U.S. Federal Reserve Chairman Jerome Powell said on Wednesday that the U.S. central bank would not use negative rates as a tool to stimulate the economy in the future, citing similar decisions during the 2008 financial crisis, Trend reports citing Xinhua.
"Negative interest rates is something that we looked at during the financial crisis and chose not to do," Powell told reporters at a press conference Wednesday afternoon.
"After we got to the effective lower bound, we chose to do a lot of aggressive forward guidance and also large scale asset purchases and those were the two unconventional monetary policy tools we used extensively," Powell said, noting that such tools worked "fairly well."
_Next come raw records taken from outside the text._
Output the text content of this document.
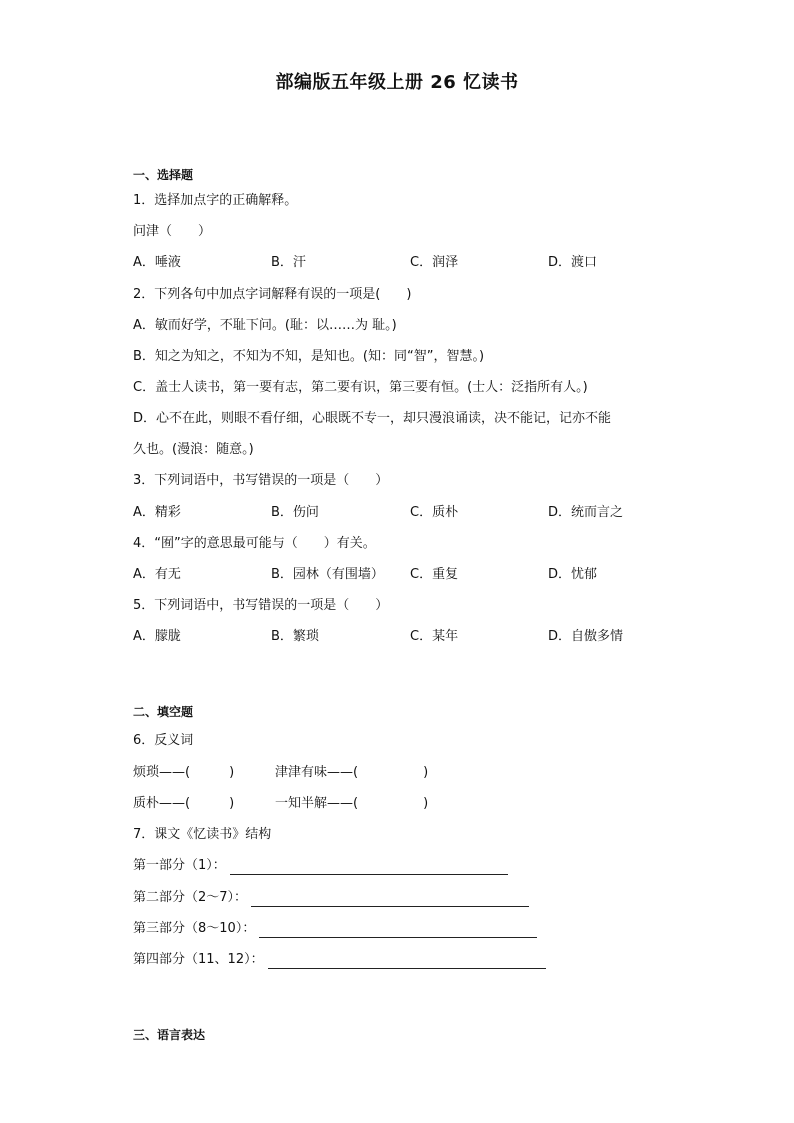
部编版五年级上册 26 忆读书
一、选择题
1．选择加点字的正确解释。
问津（　　）
A．唾液	B．汗	C．润泽	D．渡口
2．下列各句中加点字词解释有误的一项是(　　)
A．敏而好学，不耻下问。(耻：以……为 耻。)
B．知之为知之，不知为不知，是知也。(知：同“智”，智慧。)
C．盖士人读书，第一要有志，第二要有识，第三要有恒。(士人：泛指所有人。)
D．心不在此，则眼不看仔细，心眼既不专一，却只漫浪诵读，决不能记，记亦不能
久也。(漫浪：随意。)
3．下列词语中，书写错误的一项是（　　）
A．精彩	B．伤问	C．质朴	D．统而言之
4．“囿”字的意思最可能与（　　）有关。
A．有无	B．园林（有围墙） C．重复	D．忧郁
5．下列词语中，书写错误的一项是（　　）
A．朦胧	B．繁琐	C．某年	D．自傲多情
二、填空题
6．反义词
烦琐——(　　　)	津津有味——(　　　　　)
质朴——(　　　)	一知半解——(　　　　　)
7．课文《忆读书》结构
第一部分（1）：
第二部分（2～7）：
第三部分（8～10）：
第四部分（11、12）：
三、语言表达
"I don't think we'd be looking at using negative rates. I just don't think those will be top of our list," said the U.S. central bank chief.
Powell's remarks, however, contrasted with some other central bankers such as the European Central Bank (ECB) President Mario Draghi, who had described the ECB's recent easing measures, including negative rates, as "powerful" not only in the short term but also in the long run.
World Bank President David Malpass on Tuesday expressed his concern about low-yielding bonds and "frozen capital," noting that over 15 trillion U.S. dollars of bonds have zero or negative yields. "The implication is that growth, especially in developing countries, will remain low, as current capital stocks deteriorate and are exhausted," Malpass said.
The U.S. Fed on Wednesday lowered interest rates by 25 basis points amid growing risks and uncertainties stemming from trade tensions and a global economic slowdown, following a rate cut in July that was its first in more than a decade.